The CREATE INDEX command is used to create secondary indexes in HBase as shows below.
CREATE INDEX ix_purchasetype on SALTEDWEBLOGS (purchasetype, transactiondate) INCLUDE (bookname, quantity);
Views
Limiting the number of physical tables in HBase and in turn limiting the number of regions is a recommended strategy. Views in Phoenix help this recommendation by allowing for the creation of multiple virtual tables sharing the same underlying physical table on HBase. For more information, see the Apache Phoenix Views documentation.
Given the below Table definition in HBase.
CREATE TABLE product_metrics (
metric_type CHAR(1),
created_by VARCHAR,
created_date DATE,
metric_id INTEGER
CONSTRAINT pk PRIMARY KEY (metric_type, created_by, created_date, metric_id));
You can define the following view.
CREATE VIEW mobile_product_metrics (carrier VARCHAR, dropped_calls BIGINT) AS SELECT * FROM product_metric WHERE metric_type = 'm';
Transactions
While HBase works with row level transactions only, Apache Phoenix enables cross table and cross row transactions with full ACID support by integrating with Apache Tephra.

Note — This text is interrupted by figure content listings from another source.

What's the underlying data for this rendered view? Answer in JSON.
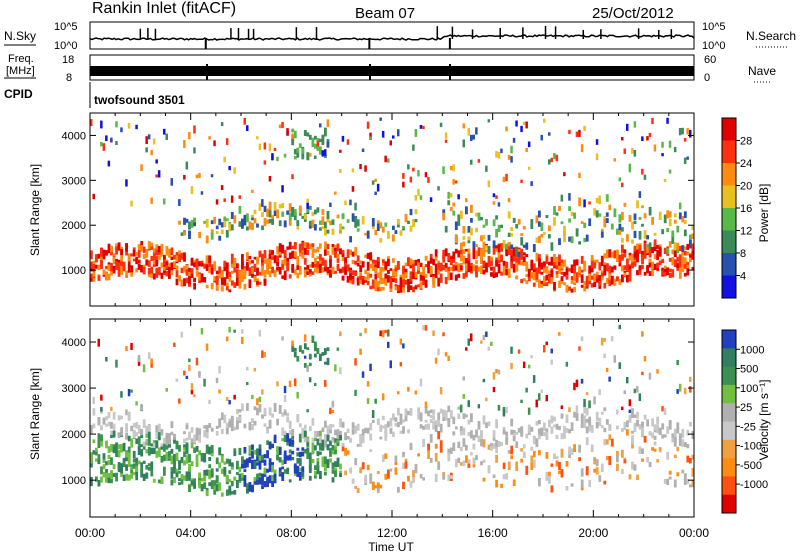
{
  "header": {
    "station": "Rankin Inlet (fitACF)",
    "beam": "Beam 07",
    "date": "25/Oct/2012"
  },
  "strip_labels": {
    "nsky": "N.Sky",
    "nsky_ticks": [
      "10^5",
      "10^0"
    ],
    "nsearch": "N.Search",
    "nsearch_ticks": [
      "10^5",
      "10^0"
    ],
    "freq_line1": "Freq.",
    "freq_line2": "[MHz]",
    "freq_ticks": [
      "18",
      "8"
    ],
    "nave": "Nave",
    "nave_ticks": [
      "60",
      "0"
    ],
    "cpid": "CPID",
    "cpid_value": "twofsound 3501"
  },
  "colors": {
    "power": [
      "#1010e0",
      "#2850b0",
      "#3a8a5a",
      "#58b848",
      "#e8c020",
      "#ff8c10",
      "#ff3010",
      "#e00000"
    ],
    "velocity": [
      "#e00000",
      "#ff5010",
      "#ff8c10",
      "#f0a040",
      "#c8c8c8",
      "#b0b0b0",
      "#70c040",
      "#3a9050",
      "#308060",
      "#2040c0"
    ]
  },
  "chart_data": [
    {
      "type": "heatmap",
      "quantity": "power",
      "ylabel": "Slant Range [km]",
      "xlabel": "",
      "yticks": [
        "1000",
        "2000",
        "3000",
        "4000"
      ],
      "ylim": [
        200,
        4500
      ],
      "xticks": [
        "00:00",
        "04:00",
        "08:00",
        "12:00",
        "16:00",
        "20:00",
        "00:00"
      ],
      "xlim_hours": [
        0,
        24
      ],
      "colorbar_label": "Power [dB]",
      "colorbar_ticks": [
        "4",
        "8",
        "12",
        "16",
        "20",
        "24",
        "28"
      ],
      "bands": [
        {
          "t": [
            0,
            24
          ],
          "center": 1000,
          "width": 700
        },
        {
          "t": [
            3.5,
            13.0
          ],
          "center": 2000,
          "width": 500
        },
        {
          "t": [
            14.0,
            24.0
          ],
          "center": 1900,
          "width": 900
        },
        {
          "t": [
            8.0,
            9.5
          ],
          "center": 3900,
          "width": 600
        }
      ]
    },
    {
      "type": "heatmap",
      "quantity": "velocity",
      "ylabel": "Slant Range [km]",
      "xlabel": "Time UT",
      "yticks": [
        "1000",
        "2000",
        "3000",
        "4000"
      ],
      "ylim": [
        200,
        4500
      ],
      "xticks": [
        "00:00",
        "04:00",
        "08:00",
        "12:00",
        "16:00",
        "20:00",
        "00:00"
      ],
      "xlim_hours": [
        0,
        24
      ],
      "colorbar_label": "Velocity [m s⁻¹]",
      "colorbar_ticks": [
        "1000",
        "500",
        "100",
        "25",
        "-25",
        "-100",
        "-500",
        "-1000"
      ],
      "bands": [
        {
          "t": [
            0,
            10
          ],
          "center": 1300,
          "width": 1000
        },
        {
          "t": [
            10,
            24
          ],
          "center": 1300,
          "width": 1000
        },
        {
          "t": [
            0,
            24
          ],
          "center": 2100,
          "width": 500
        },
        {
          "t": [
            8.0,
            9.5
          ],
          "center": 3900,
          "width": 600
        }
      ]
    }
  ]
}
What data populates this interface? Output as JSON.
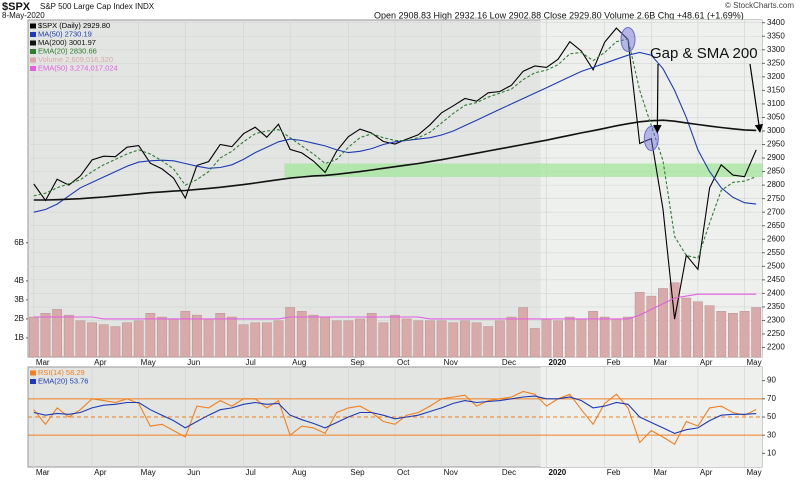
{
  "chart_data": [
    {
      "type": "line",
      "title": "$SPX",
      "subtitle": "S&P 500 Large Cap Index INDX",
      "date": "8-May-2020",
      "quote": "Open 2908.83 High 2932.16 Low 2902.88 Close 2929.80 Volume 2.6B Chg +48.61 (+1.69%)",
      "credit": "© StockCharts.com",
      "annotation": "Gap & SMA 200",
      "categories": [
        "Mar",
        null,
        null,
        null,
        null,
        "Apr",
        null,
        null,
        null,
        "May",
        null,
        null,
        null,
        "Jun",
        null,
        null,
        null,
        null,
        "Jul",
        null,
        null,
        null,
        "Aug",
        null,
        null,
        null,
        null,
        "Sep",
        null,
        null,
        null,
        "Oct",
        null,
        null,
        null,
        "Nov",
        null,
        null,
        null,
        null,
        "Dec",
        null,
        null,
        null,
        "2020",
        null,
        null,
        null,
        null,
        "Feb",
        null,
        null,
        null,
        "Mar",
        null,
        null,
        null,
        "Apr",
        null,
        null,
        null,
        "May",
        null
      ],
      "ylim": [
        2165,
        3410
      ],
      "yticks": [
        2200,
        2250,
        2300,
        2350,
        2400,
        2450,
        2500,
        2550,
        2600,
        2650,
        2700,
        2750,
        2800,
        2850,
        2900,
        2950,
        3000,
        3050,
        3100,
        3150,
        3200,
        3250,
        3300,
        3350,
        3400
      ],
      "y2lim": [
        0,
        17700000000
      ],
      "y2ticks": [
        {
          "value": 1000000000,
          "label": "1B"
        },
        {
          "value": 2000000000,
          "label": "2B"
        },
        {
          "value": 3000000000,
          "label": "3B"
        },
        {
          "value": 4000000000,
          "label": "4B"
        },
        {
          "value": 6000000000,
          "label": "6B"
        }
      ],
      "grid": true,
      "support_band": {
        "from": 2830,
        "to": 2880,
        "color": "#a8e6a0"
      },
      "series": [
        {
          "name": "$SPX (Daily) 2929.80",
          "color": "#000000",
          "values": [
            2804,
            2743,
            2822,
            2800,
            2834,
            2893,
            2907,
            2905,
            2940,
            2946,
            2881,
            2860,
            2826,
            2752,
            2873,
            2887,
            2950,
            2942,
            2990,
            3014,
            2977,
            3025,
            2932,
            2919,
            2889,
            2847,
            2926,
            2979,
            3007,
            2992,
            2961,
            2952,
            2970,
            2986,
            3023,
            3067,
            3093,
            3120,
            3110,
            3141,
            3146,
            3169,
            3221,
            3240,
            3235,
            3265,
            3330,
            3295,
            3226,
            3328,
            3380,
            3338,
            2954,
            2972,
            2711,
            2305,
            2541,
            2489,
            2790,
            2875,
            2837,
            2831,
            2930
          ]
        },
        {
          "name": "MA(50) 2730.19",
          "color": "#1f3bb3",
          "values": [
            2700,
            2710,
            2730,
            2760,
            2790,
            2810,
            2830,
            2850,
            2870,
            2885,
            2890,
            2892,
            2890,
            2880,
            2870,
            2862,
            2865,
            2875,
            2895,
            2920,
            2940,
            2960,
            2970,
            2965,
            2955,
            2945,
            2930,
            2920,
            2925,
            2935,
            2950,
            2960,
            2965,
            2970,
            2975,
            2985,
            3000,
            3020,
            3040,
            3060,
            3080,
            3100,
            3120,
            3140,
            3160,
            3180,
            3200,
            3220,
            3235,
            3250,
            3265,
            3280,
            3290,
            3280,
            3230,
            3150,
            3050,
            2930,
            2850,
            2790,
            2755,
            2735,
            2730
          ]
        },
        {
          "name": "MA(200) 3001.97",
          "color": "#111111",
          "width": 1.6,
          "values": [
            2745,
            2745,
            2746,
            2748,
            2750,
            2753,
            2756,
            2760,
            2764,
            2768,
            2772,
            2775,
            2778,
            2780,
            2784,
            2788,
            2792,
            2797,
            2802,
            2808,
            2814,
            2820,
            2826,
            2830,
            2834,
            2836,
            2840,
            2845,
            2850,
            2856,
            2862,
            2868,
            2874,
            2880,
            2887,
            2894,
            2902,
            2910,
            2918,
            2926,
            2934,
            2942,
            2950,
            2958,
            2966,
            2975,
            2984,
            2993,
            3001,
            3010,
            3019,
            3027,
            3034,
            3038,
            3040,
            3036,
            3030,
            3024,
            3018,
            3013,
            3008,
            3004,
            3002
          ]
        },
        {
          "name": "EMA(20) 2830.66",
          "color": "#2e7d32",
          "dash": true,
          "values": [
            2760,
            2770,
            2790,
            2805,
            2820,
            2850,
            2875,
            2895,
            2915,
            2930,
            2915,
            2890,
            2860,
            2800,
            2820,
            2850,
            2900,
            2925,
            2960,
            2990,
            3000,
            3005,
            2975,
            2945,
            2915,
            2880,
            2895,
            2940,
            2975,
            2990,
            2975,
            2965,
            2965,
            2975,
            2995,
            3030,
            3065,
            3095,
            3105,
            3125,
            3140,
            3155,
            3190,
            3215,
            3225,
            3245,
            3285,
            3290,
            3260,
            3290,
            3330,
            3340,
            3150,
            3020,
            2890,
            2610,
            2540,
            2530,
            2660,
            2780,
            2810,
            2815,
            2831
          ]
        },
        {
          "name": "Volume 2,609,016,320",
          "color": "#d8aaaa",
          "kind": "bar",
          "axis": "y2",
          "values": [
            2100000000.0,
            2300000000.0,
            2500000000.0,
            2200000000.0,
            1900000000.0,
            1800000000.0,
            1700000000.0,
            1600000000.0,
            1800000000.0,
            1900000000.0,
            2300000000.0,
            2100000000.0,
            2000000000.0,
            2400000000.0,
            2200000000.0,
            2000000000.0,
            2300000000.0,
            2100000000.0,
            1700000000.0,
            1800000000.0,
            1800000000.0,
            1900000000.0,
            2600000000.0,
            2400000000.0,
            2200000000.0,
            2100000000.0,
            1900000000.0,
            1900000000.0,
            2000000000.0,
            2300000000.0,
            1800000000.0,
            2200000000.0,
            2000000000.0,
            1900000000.0,
            1900000000.0,
            1900000000.0,
            1800000000.0,
            1900000000.0,
            1800000000.0,
            1600000000.0,
            1900000000.0,
            2100000000.0,
            2600000000.0,
            1500000000.0,
            2000000000.0,
            1900000000.0,
            2100000000.0,
            2000000000.0,
            2400000000.0,
            2100000000.0,
            2000000000.0,
            2100000000.0,
            3400000000.0,
            3200000000.0,
            3600000000.0,
            3900000000.0,
            3100000000.0,
            2900000000.0,
            2700000000.0,
            2400000000.0,
            2300000000.0,
            2400000000.0,
            2600000000.0
          ]
        },
        {
          "name": "EMA(50) 3,274,017,024",
          "color": "#e060e0",
          "axis": "y2",
          "values": [
            2100000000.0,
            2100000000.0,
            2100000000.0,
            2100000000.0,
            2100000000.0,
            2100000000.0,
            2000000000.0,
            2000000000.0,
            2000000000.0,
            2000000000.0,
            2000000000.0,
            2000000000.0,
            2000000000.0,
            2000000000.0,
            2000000000.0,
            2000000000.0,
            2000000000.0,
            2000000000.0,
            2000000000.0,
            2000000000.0,
            2000000000.0,
            2000000000.0,
            2100000000.0,
            2100000000.0,
            2100000000.0,
            2100000000.0,
            2100000000.0,
            2100000000.0,
            2100000000.0,
            2100000000.0,
            2100000000.0,
            2100000000.0,
            2100000000.0,
            2100000000.0,
            2000000000.0,
            2000000000.0,
            2000000000.0,
            2000000000.0,
            2000000000.0,
            2000000000.0,
            2000000000.0,
            2000000000.0,
            2000000000.0,
            2000000000.0,
            2000000000.0,
            2000000000.0,
            2000000000.0,
            2000000000.0,
            2000000000.0,
            2000000000.0,
            2000000000.0,
            2000000000.0,
            2200000000.0,
            2500000000.0,
            2800000000.0,
            3100000000.0,
            3200000000.0,
            3300000000.0,
            3300000000.0,
            3300000000.0,
            3300000000.0,
            3300000000.0,
            3300000000.0
          ]
        }
      ]
    },
    {
      "type": "line",
      "categories": [
        "Mar",
        null,
        null,
        null,
        null,
        "Apr",
        null,
        null,
        null,
        "May",
        null,
        null,
        null,
        "Jun",
        null,
        null,
        null,
        null,
        "Jul",
        null,
        null,
        null,
        "Aug",
        null,
        null,
        null,
        null,
        "Sep",
        null,
        null,
        null,
        "Oct",
        null,
        null,
        null,
        "Nov",
        null,
        null,
        null,
        null,
        "Dec",
        null,
        null,
        null,
        "2020",
        null,
        null,
        null,
        null,
        "Feb",
        null,
        null,
        null,
        "Mar",
        null,
        null,
        null,
        "Apr",
        null,
        null,
        null,
        "May",
        null
      ],
      "ylim": [
        -5,
        105
      ],
      "yticks": [
        10,
        30,
        50,
        70,
        90
      ],
      "reference_lines": [
        70,
        50,
        30
      ],
      "reference_color": "#f08020",
      "series": [
        {
          "name": "RSI(14) 58.29",
          "color": "#f08020",
          "values": [
            58,
            42,
            60,
            50,
            58,
            70,
            68,
            66,
            70,
            65,
            40,
            42,
            35,
            28,
            62,
            60,
            68,
            62,
            70,
            70,
            60,
            68,
            30,
            40,
            38,
            32,
            55,
            60,
            62,
            55,
            45,
            42,
            52,
            55,
            62,
            70,
            72,
            74,
            62,
            68,
            70,
            72,
            78,
            75,
            62,
            70,
            75,
            58,
            42,
            65,
            75,
            60,
            22,
            35,
            28,
            20,
            45,
            40,
            60,
            62,
            55,
            52,
            58.29
          ]
        },
        {
          "name": "EMA(20) 53.76",
          "color": "#1f3bb3",
          "values": [
            55,
            52,
            54,
            53,
            55,
            60,
            63,
            64,
            66,
            66,
            58,
            52,
            46,
            38,
            45,
            52,
            58,
            60,
            64,
            66,
            64,
            65,
            52,
            47,
            43,
            38,
            44,
            50,
            55,
            55,
            52,
            48,
            50,
            52,
            56,
            60,
            65,
            68,
            66,
            67,
            68,
            70,
            72,
            73,
            70,
            70,
            72,
            68,
            60,
            62,
            66,
            64,
            50,
            44,
            38,
            32,
            36,
            38,
            46,
            52,
            53,
            53,
            53.76
          ]
        }
      ]
    }
  ]
}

For more information, see the Apache Phoenix Transactions documentation
The following example creates a table named my_table, and then altering the table to enable transactions.
CREATE TABLE my_table (k BIGINT PRIMARY KEY, v VARCHAR) TRANSACTIONAL=true;
ALTER TABLE my_other_table SET TRANSACTIONAL=true;
Salted Tables
Region Server hotspotting in HBase can occur during sequential writes if the row keys increase monotonically. Apache Phoenix can alleviate the hotspotting by providing a way to salt the row key with a salting byte for a particular table. For more information, refer to the Apache Phoenix Salted Table documentation.

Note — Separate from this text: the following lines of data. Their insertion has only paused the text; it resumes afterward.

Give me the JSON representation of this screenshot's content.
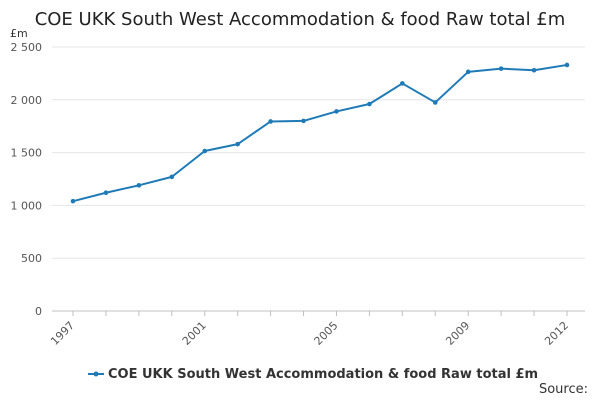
{
  "chart_data": {
    "type": "line",
    "title": "COE UKK South West Accommodation & food Raw total £m",
    "ylabel": "£m",
    "xlabel": "",
    "ylim": [
      0,
      2500
    ],
    "yticks": [
      0,
      500,
      1000,
      1500,
      2000,
      2500
    ],
    "ytick_labels": [
      "0",
      "500",
      "1 000",
      "1 500",
      "2 000",
      "2 500"
    ],
    "xtick_labels": [
      "1997",
      "2001",
      "2005",
      "2009",
      "2012"
    ],
    "x": [
      1997,
      1998,
      1999,
      2000,
      2001,
      2002,
      2003,
      2004,
      2005,
      2006,
      2007,
      2008,
      2009,
      2010,
      2011,
      2012
    ],
    "series": [
      {
        "name": "COE UKK South West Accommodation & food Raw total £m",
        "color": "#1f7bb6",
        "values": [
          1040,
          1120,
          1190,
          1270,
          1515,
          1580,
          1795,
          1800,
          1890,
          1960,
          2155,
          1975,
          2265,
          2295,
          2280,
          2330
        ]
      }
    ],
    "legend": "bottom",
    "grid": true
  },
  "source_label": "Source:"
}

CREATE TABLE Saltedweblogs (
transactionid varchar(500) Primary Key,
transactiondate Date NULL,
customerid varchar(50) NULL,
bookid varchar(50) NULL,
purchasetype varchar(50) NULL,
orderid varchar(50) NULL,
bookname varchar(50) NULL,
categoryname varchar(50) NULL,
invoicenumber varchar(50) NULL,
invoicestatus varchar(50) NULL,
city varchar(50) NULL,
state varchar(50) NULL,
paymentamount DOUBLE NULL,
quantity INTEGER NULL,
shippingamount DOUBLE NULL) SALT_BUCKETS=4;
Skip Scan
For a given set of rows, Apache Phoenix uses Skip Scan for intra-row scanning over a Range Scan for improved performance. Skip Scan leverages the SEEK_NEXT_USING_HINT HBase Filter. It stores information about what set of keys/ranges of keys are being searched for in each column. It then takes a key (passed to it during filter evaluation), and figures out if it’s in one of the combinations or range or not. If not, it figures out to which next highest key to jump. For more information, see the Apache Phoenix Skip Scan documentation.
Performance optimization on Apache Phoenix is an optional requested feature and is mostly dependent on optimize HBase performance underneath. Performance optimization is a complex topic and is beyond the scope of this course. However if you are interested, you could refer the documentation on Apache Phoenix Performance best practices.